Exeter evolutionary genomics expert delivers Sir Julian Huxley Lecture 2017
A leading expert in evolutionary genomics will deliver a high-profile lecture at the prestigious Linnean Society of London on Thursday, November 2 2017.
For the lecture, Professor Richards will discuss how recent data demonstrates that aquatic environments host a huge diversity of fungal-like organisms. He will also show the various approaches for investigating the role of fungi in the marine system, including the exploration of deep-sea environments.
Professor Nick Talbot FRS, Deputy Vice-Chancellor (Research and Impact) at the University of Exeter said: “'Tom is one of the brightest talents in evolutionary genomics of fungi and identifying the origins of this major kingdom of organisms.
“He is delivering one of the most prestigious named lectures on his work, which is testament to the high regard in which it is held. 'I am sure it will be an exciting and absorbing lecture.”

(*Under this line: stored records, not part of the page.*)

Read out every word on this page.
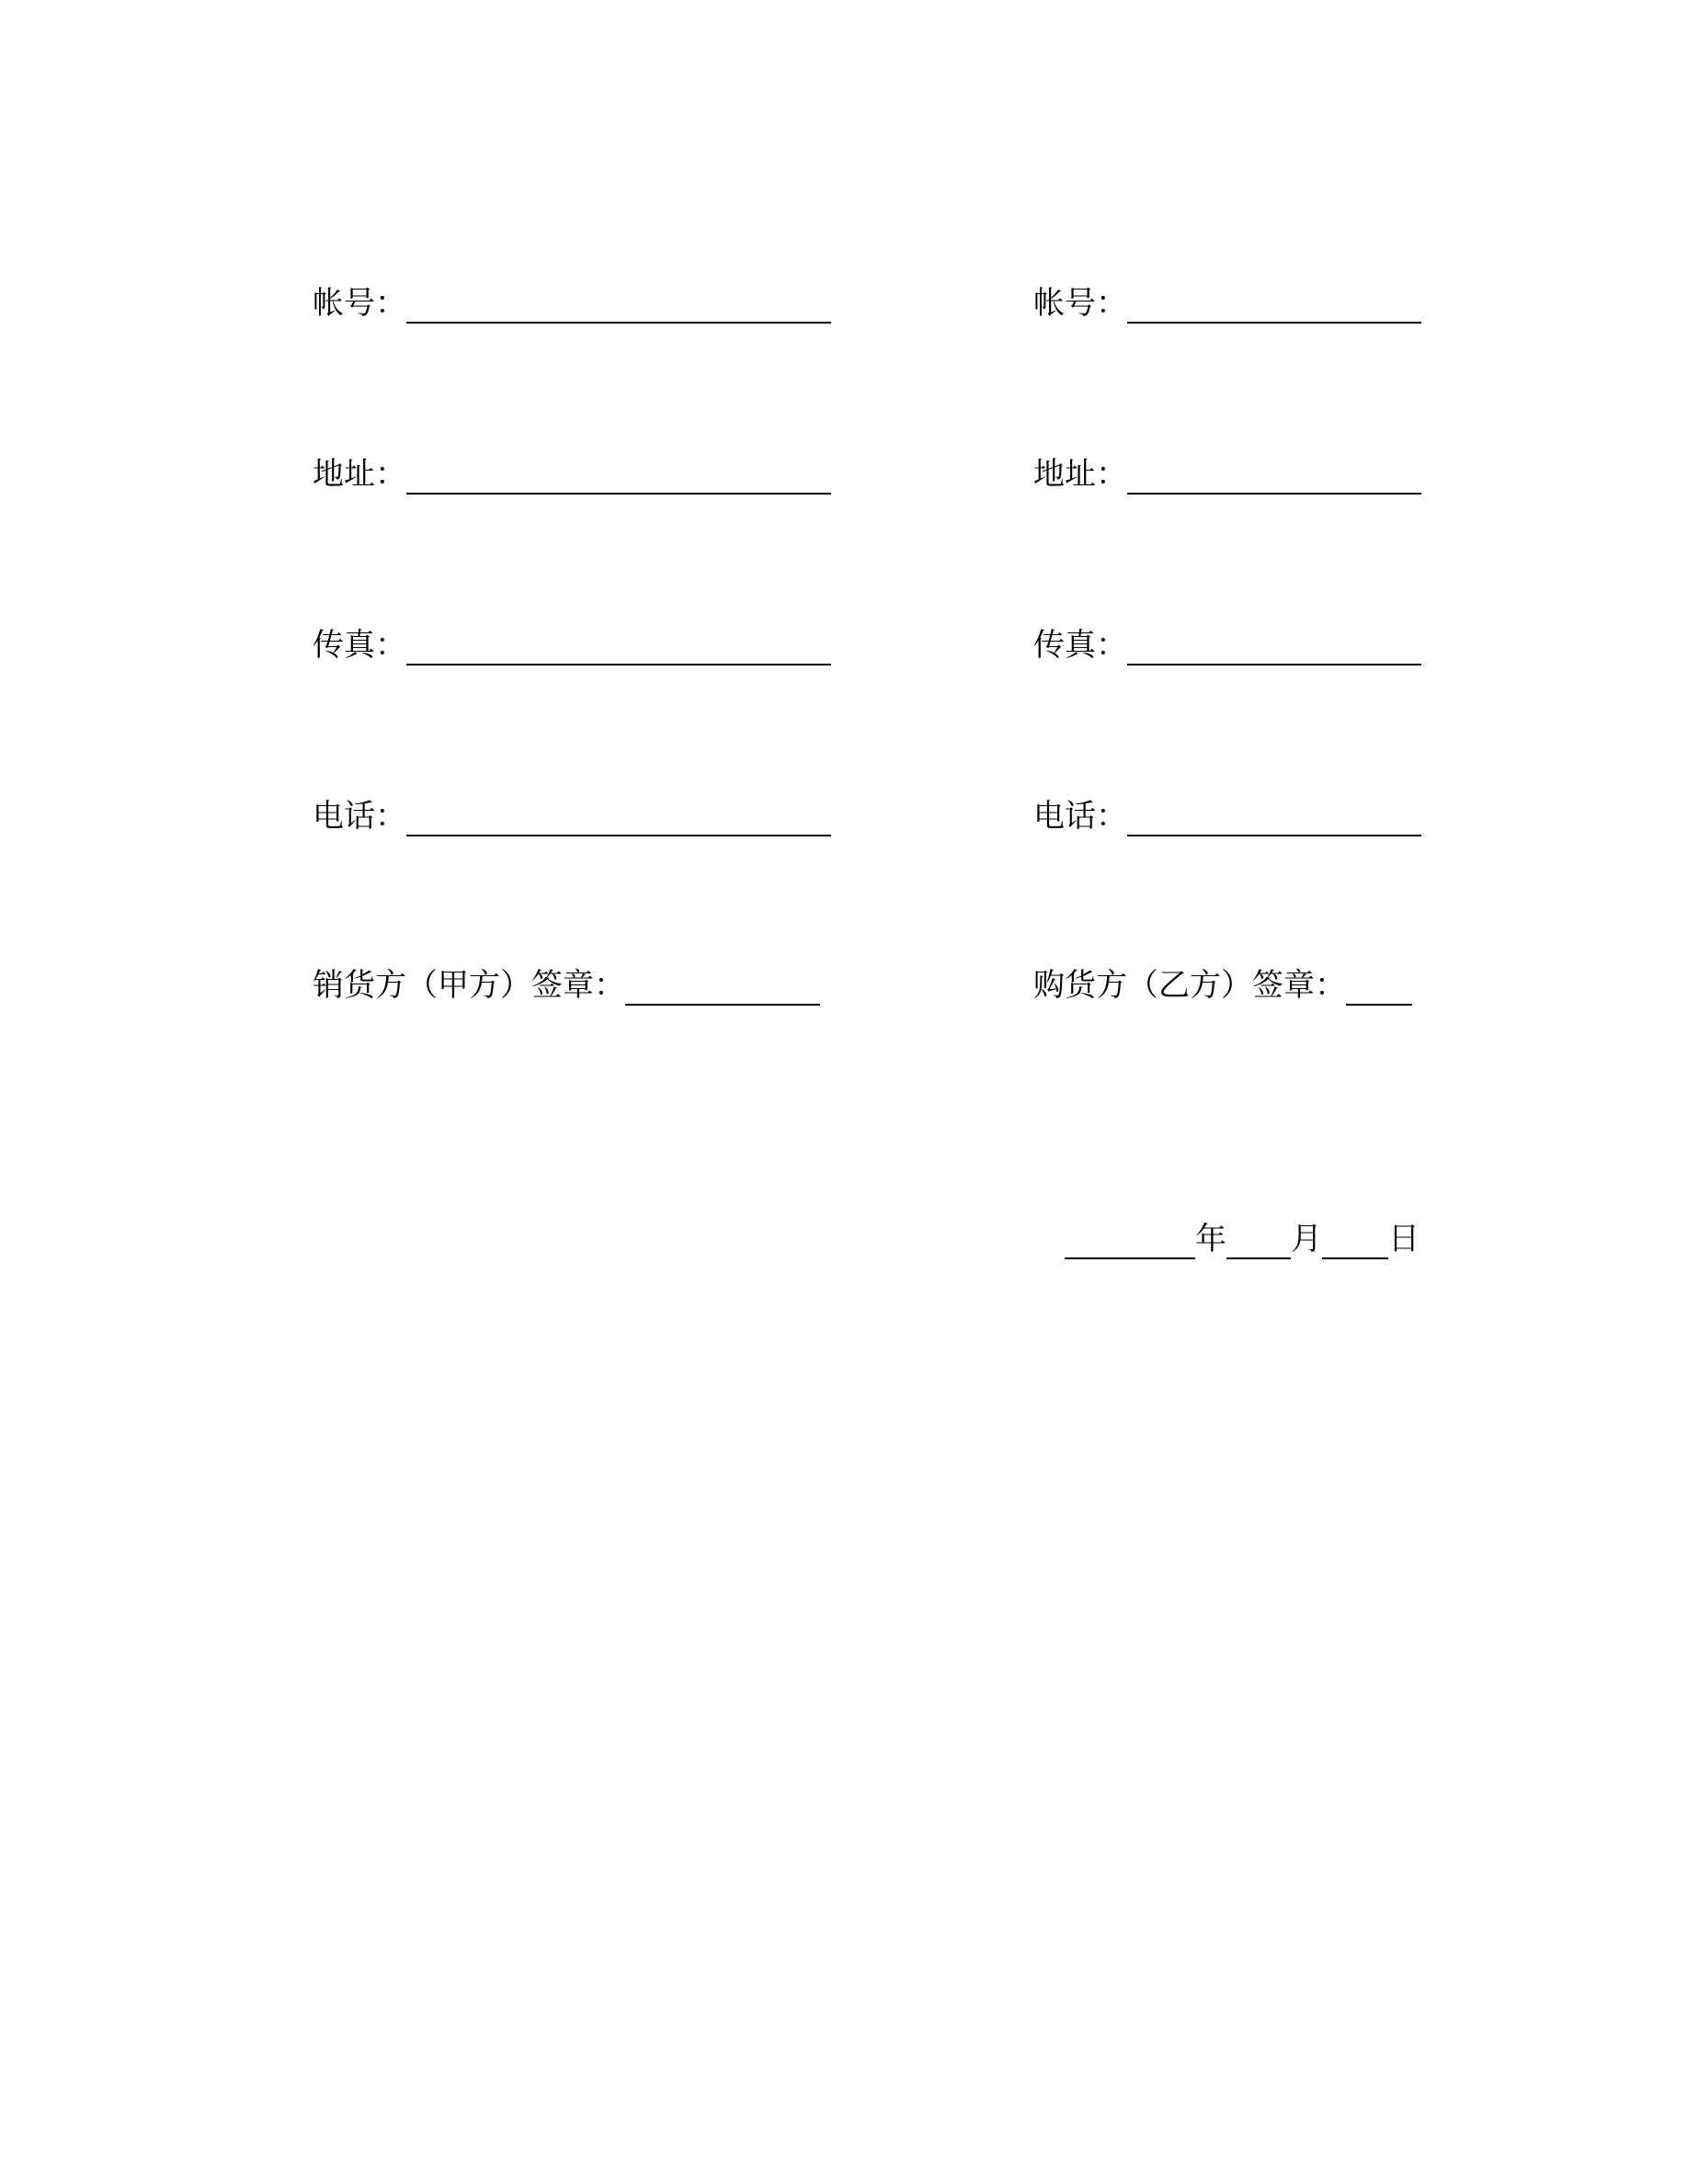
帐号：
地址：
传真：
电话：
销货方（甲方）签章：
帐号：
地址：
传真：
电话：
购货方（乙方）签章：
年 月 日
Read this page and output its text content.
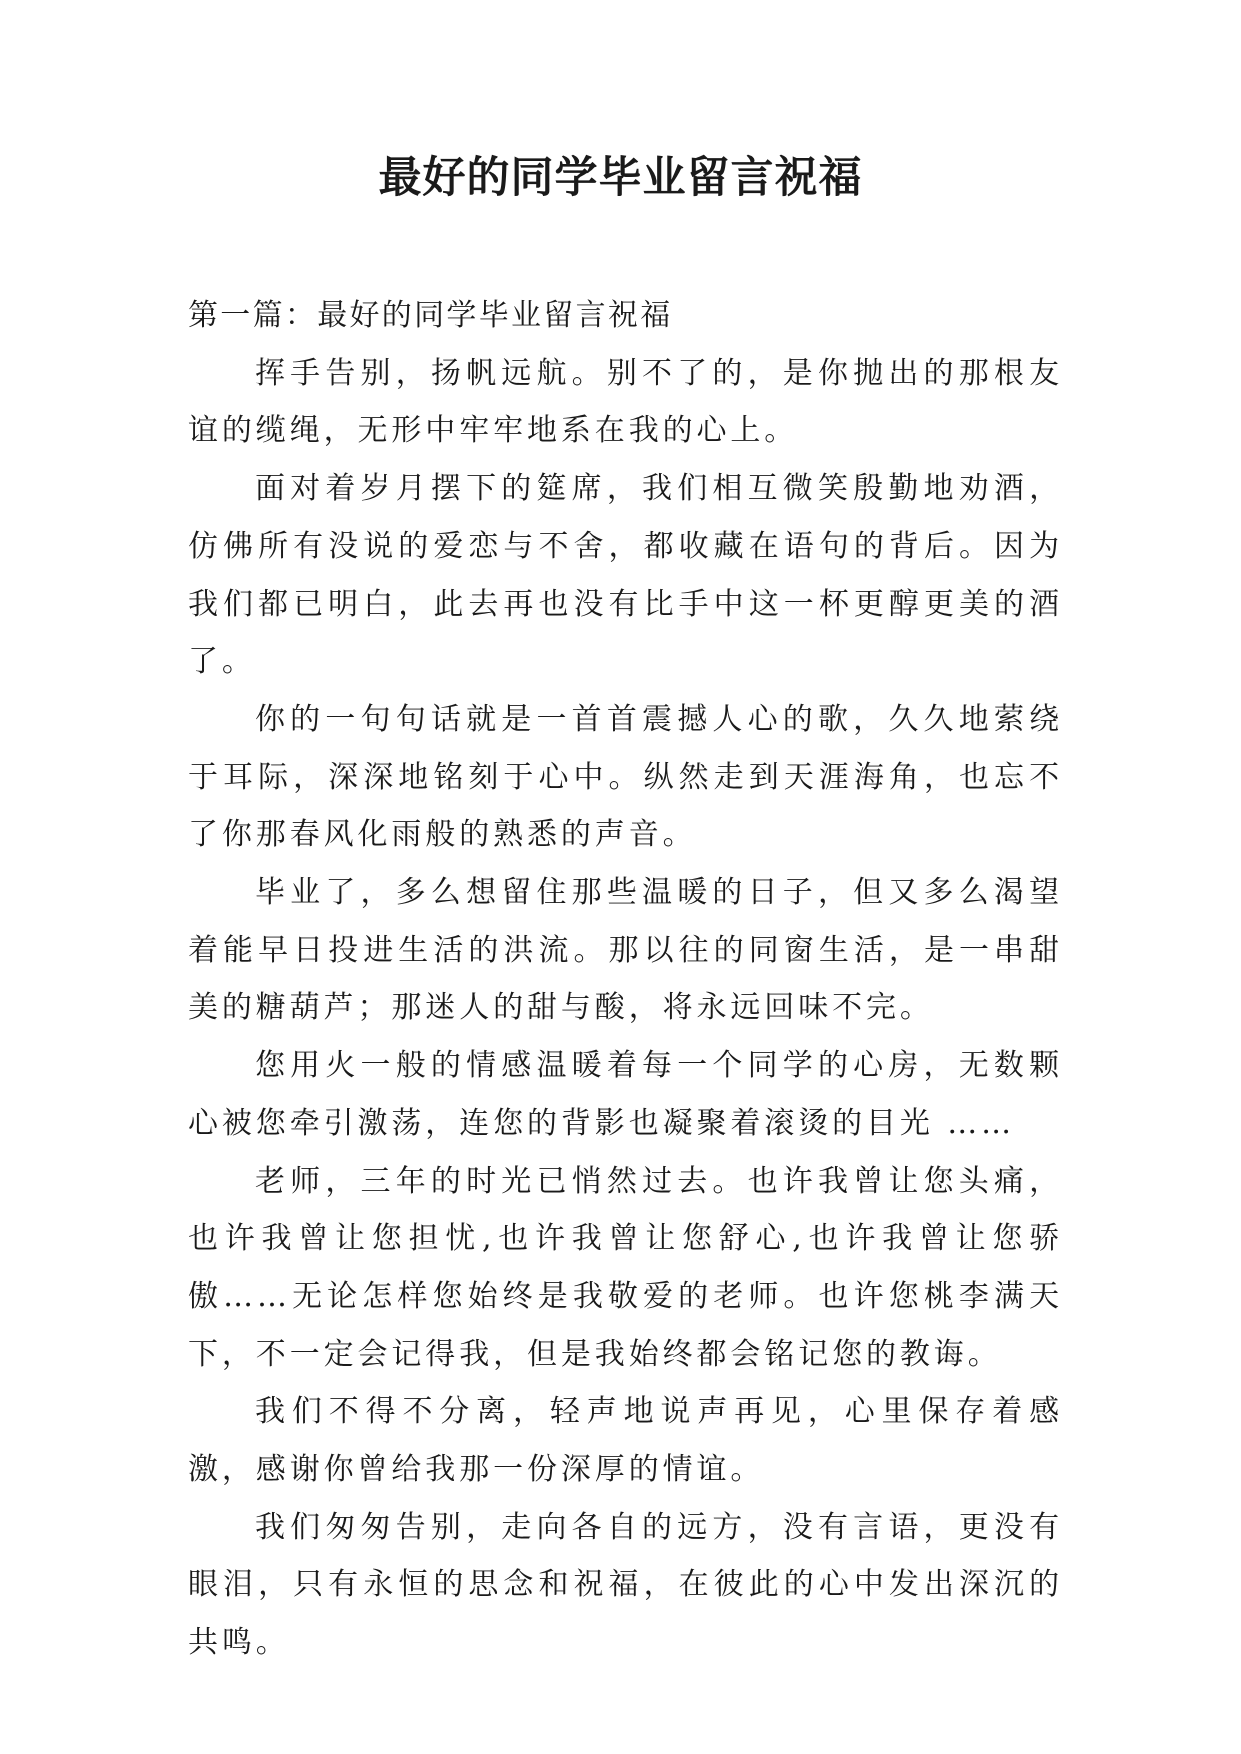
最好的同学毕业留言祝福

第一篇：最好的同学毕业留言祝福

挥手告别，扬帆远航。别不了的，是你抛出的那根友谊的缆绳，无形中牢牢地系在我的心上。

面对着岁月摆下的筵席，我们相互微笑殷勤地劝酒，仿佛所有没说的爱恋与不舍，都收藏在语句的背后。因为我们都已明白，此去再也没有比手中这一杯更醇更美的酒了。

你的一句句话就是一首首震撼人心的歌，久久地萦绕于耳际，深深地铭刻于心中。纵然走到天涯海角，也忘不了你那春风化雨般的熟悉的声音。

毕业了，多么想留住那些温暖的日子，但又多么渴望着能早日投进生活的洪流。那以往的同窗生活，是一串甜美的糖葫芦；那迷人的甜与酸，将永远回味不完。

您用火一般的情感温暖着每一个同学的心房，无数颗心被您牵引激荡，连您的背影也凝聚着滚烫的目光 ……

老师，三年的时光已悄然过去。也许我曾让您头痛，也许我曾让您担忧,也许我曾让您舒心,也许我曾让您骄傲……无论怎样您始终是我敬爱的老师。也许您桃李满天下，不一定会记得我，但是我始终都会铭记您的教诲。

我们不得不分离，轻声地说声再见，心里保存着感激，感谢你曾给我那一份深厚的情谊。

我们匆匆告别，走向各自的远方，没有言语，更没有眼泪，只有永恒的思念和祝福，在彼此的心中发出深沉的共鸣。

Professor Richards is a Royal Society University Research Fellow, EMBO Young Investigator, Professor of Evolutionary Genomics at the University of Exeter, and a 2017 Miller Visiting Professor at the University of California, Berkeley.
His work focuses on the role of endosymbiosis and horizontal gene transfer in the evolution of the eukaryotes and understanding how the vast diversity of microbial forms fit on to the tree of life.
The Linnean Society of London is the world’s oldest active biological society. Founded in 1788, the Society takes its name from the Swedish naturalist Carl Linnaeus (1707–1778), whose botanical, zoological and library collections have been in its keeping since 1829.
The Society provides a continuous forum for the discussion and advancement of the life sciences. It was at a meeting of the Society in 1858 that papers from Charles Darwin and Alfred Russel Wallace outlining the theory of evolution by natural selection were first presented.
The Sir Julian Huxley Lecture 2017 takes place at 6pm.